As we have already seen, the judgment of the court in the first place gave him the interest on said amount from the 10th day of October, 1903, to the
27th day of July, 1909. On motion made by the plaintiff the court amended that judgment by giving the defendant interest on said sum from the 10th day
of October, 1903, to the 12th day of January, 1904. The reason for the amendment was the fact, as disclosed by the proofs, that on the latter date the
plaintiff tendered to the defendant said sum of money and the defendant at that time refused to accept the same. Under such circumstances, the court
properly held that the tender of the sum and its refusal by the defendant stopped the running of interest in favor of the latter and he was not, therefore,
entitled to recover interest from that day forward.
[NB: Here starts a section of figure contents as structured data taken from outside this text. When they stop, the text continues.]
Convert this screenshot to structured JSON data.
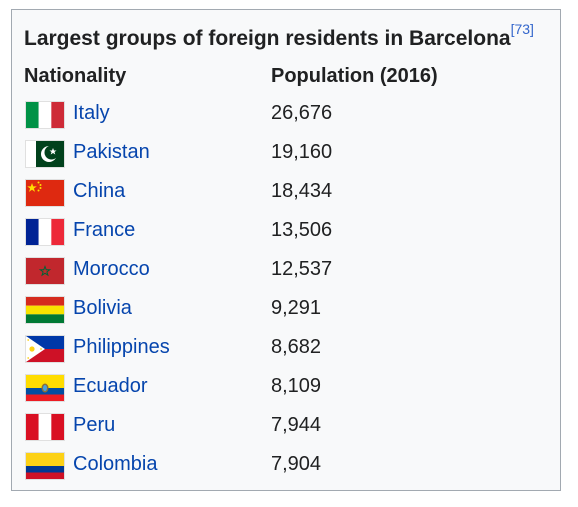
{
  "table": {
    "title": "Largest groups of foreign residents in Barcelona",
    "citation": "[73]",
    "headers": {
      "nationality": "Nationality",
      "population": "Population (2016)"
    },
    "rows": [
      {
        "country": "Italy",
        "population": "26,676",
        "flag_icon": "italy-flag-icon"
      },
      {
        "country": "Pakistan",
        "population": "19,160",
        "flag_icon": "pakistan-flag-icon"
      },
      {
        "country": "China",
        "population": "18,434",
        "flag_icon": "china-flag-icon"
      },
      {
        "country": "France",
        "population": "13,506",
        "flag_icon": "france-flag-icon"
      },
      {
        "country": "Morocco",
        "population": "12,537",
        "flag_icon": "morocco-flag-icon"
      },
      {
        "country": "Bolivia",
        "population": "9,291",
        "flag_icon": "bolivia-flag-icon"
      },
      {
        "country": "Philippines",
        "population": "8,682",
        "flag_icon": "philippines-flag-icon"
      },
      {
        "country": "Ecuador",
        "population": "8,109",
        "flag_icon": "ecuador-flag-icon"
      },
      {
        "country": "Peru",
        "population": "7,944",
        "flag_icon": "peru-flag-icon"
      },
      {
        "country": "Colombia",
        "population": "7,904",
        "flag_icon": "colombia-flag-icon"
      }
    ]
  },
  "colors": {
    "link": "#0645ad",
    "text": "#202122",
    "border": "#a2a9b1",
    "background": "#f8f9fa"
  }
}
The appellant argues in this connection that he should not be blamed or punished for the refusal to
accept the tender of the plaintiff for the reason that he was not the owner of the stock at the time of such tender and, therefore, could not accept it. As
we have already seen in touching another question raised on this appeal, the court, in a judgment now final, found that the sale of stock afterwards
declared fraudulent was executed between the plaintiff and the defendant. As to this there can be no question. As a necessary result the plaintiff need
look for her redress no further than the defendant himself and she could produce all of the legal effects possible in her favor by dealing directly with him,
as she did when she made the tender in question.